Episode 10 - A Tale of Two Cities
7 June 2013
I'm struggling to follow the power struggle. Is the idea that if Cutler and Chaough can become the representing partners on the key accounts (like Chevy) then they would hold the cards should the agency fall out and need to be split up? Even if I've understood that correctly any split would create the same problem which prevented them from getting serious consideration in the first place - they would go back to being a small firm.
There has been no explanation given for how power or partnership is divided between the two agencies. Do SCDP etc take 50% and Ted and Jim take the other 50? If it were divided up based on the number of people involved or their investments in their respective companies then the overall percentage splits would be far more convoluted and surely allow Don, Roger and Bert to combine votes to prevent any business moves they didn't approve of?

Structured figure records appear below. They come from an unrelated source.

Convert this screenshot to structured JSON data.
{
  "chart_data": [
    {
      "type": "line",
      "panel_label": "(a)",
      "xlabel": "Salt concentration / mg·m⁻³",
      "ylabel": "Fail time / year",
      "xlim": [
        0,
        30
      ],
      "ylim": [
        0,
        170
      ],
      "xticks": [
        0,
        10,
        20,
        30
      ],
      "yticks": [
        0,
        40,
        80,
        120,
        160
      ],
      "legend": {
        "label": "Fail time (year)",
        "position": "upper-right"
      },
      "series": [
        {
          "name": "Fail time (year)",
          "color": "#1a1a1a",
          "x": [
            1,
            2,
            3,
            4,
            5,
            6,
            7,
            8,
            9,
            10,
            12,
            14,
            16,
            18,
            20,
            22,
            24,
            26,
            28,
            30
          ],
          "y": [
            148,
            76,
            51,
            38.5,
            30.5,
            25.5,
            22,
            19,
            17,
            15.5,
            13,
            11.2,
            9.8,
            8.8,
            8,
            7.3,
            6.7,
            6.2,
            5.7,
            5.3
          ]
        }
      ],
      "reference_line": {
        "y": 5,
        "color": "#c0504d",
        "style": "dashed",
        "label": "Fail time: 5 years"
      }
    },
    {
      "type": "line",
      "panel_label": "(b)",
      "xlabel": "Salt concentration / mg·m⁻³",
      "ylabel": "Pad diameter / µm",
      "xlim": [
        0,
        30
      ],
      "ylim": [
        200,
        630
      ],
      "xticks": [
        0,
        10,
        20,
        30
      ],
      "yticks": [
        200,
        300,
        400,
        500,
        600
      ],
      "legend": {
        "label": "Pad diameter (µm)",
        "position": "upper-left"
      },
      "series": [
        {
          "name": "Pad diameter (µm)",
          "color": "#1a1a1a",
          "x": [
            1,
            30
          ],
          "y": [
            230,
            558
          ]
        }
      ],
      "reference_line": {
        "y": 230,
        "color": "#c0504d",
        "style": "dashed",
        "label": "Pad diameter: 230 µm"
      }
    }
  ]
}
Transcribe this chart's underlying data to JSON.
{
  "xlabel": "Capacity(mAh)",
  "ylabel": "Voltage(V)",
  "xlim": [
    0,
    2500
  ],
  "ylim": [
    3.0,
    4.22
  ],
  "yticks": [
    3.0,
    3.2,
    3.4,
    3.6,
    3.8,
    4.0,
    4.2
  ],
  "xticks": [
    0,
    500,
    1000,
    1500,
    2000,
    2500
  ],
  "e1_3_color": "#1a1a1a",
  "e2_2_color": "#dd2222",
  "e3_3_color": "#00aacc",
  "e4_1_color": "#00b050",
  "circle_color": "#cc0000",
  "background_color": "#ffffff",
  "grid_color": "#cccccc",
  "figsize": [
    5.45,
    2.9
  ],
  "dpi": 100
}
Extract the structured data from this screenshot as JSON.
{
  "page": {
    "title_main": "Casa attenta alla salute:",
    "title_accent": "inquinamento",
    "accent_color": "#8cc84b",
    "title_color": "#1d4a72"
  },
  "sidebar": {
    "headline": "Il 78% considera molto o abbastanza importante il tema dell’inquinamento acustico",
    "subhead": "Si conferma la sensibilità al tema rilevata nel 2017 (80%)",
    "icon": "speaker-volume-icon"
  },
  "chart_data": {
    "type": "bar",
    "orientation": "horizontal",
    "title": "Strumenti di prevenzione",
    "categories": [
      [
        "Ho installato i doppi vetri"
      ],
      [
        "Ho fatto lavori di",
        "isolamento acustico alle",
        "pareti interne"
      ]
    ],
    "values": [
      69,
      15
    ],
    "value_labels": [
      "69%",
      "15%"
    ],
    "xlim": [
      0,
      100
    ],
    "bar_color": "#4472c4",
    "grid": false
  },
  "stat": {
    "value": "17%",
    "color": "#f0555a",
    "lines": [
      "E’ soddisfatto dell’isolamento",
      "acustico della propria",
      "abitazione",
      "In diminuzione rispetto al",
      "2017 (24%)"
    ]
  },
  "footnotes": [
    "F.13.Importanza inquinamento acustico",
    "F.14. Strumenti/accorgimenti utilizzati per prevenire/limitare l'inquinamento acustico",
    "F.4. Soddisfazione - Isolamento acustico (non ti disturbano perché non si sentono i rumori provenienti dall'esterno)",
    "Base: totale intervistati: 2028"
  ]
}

The whole messy merger is adding to the disjointed nature of this season. Sure we have the running suicide \ Dante's Inferno theme going on but the actual functional narrative continues to bother me. For once I didn't enjoy Don's altered perception. This felt like both one time too many and a derivative version of the "guy gets high and see things" trope. To see both a pregnant Meagan pulling him back to their marriage and an armless Private Dinkins (601) felt like the latest example of Mad Men being so on the nose as to undermine their own reputation as a great show.
I don't have a handle on Ginsberg's character at all. He seems to rage and cool for no apparent reason and deserved to be fired for his utterly stupid rant at Jim. As entertaining as watching Roger trade barbs with Danny was, that too felt like silliness.
On the flip side I did enjoy the Peggy-Joan story a lot. This felt like a case where the lawless environment of the merger allowed Joan the opportunity to prove she has earned her partnership. She seemed to handle the whole business with real poise and bravery. Peggy's attempts to help her were strong too. Her belief in Ted's willingness to be reasonable and cooperate were rewarded in the end and she took a risk to help Joan when she didn't have to. It was a moment of solidarity to cheer for as everyone else fell to feuding.
The Bob Benson mystery continues. Is he gay? Is he an industrial spy? Is he really a nice guy? Will he and Joan be seduced by Cutler and Chaough into some kind of movement against their former employers?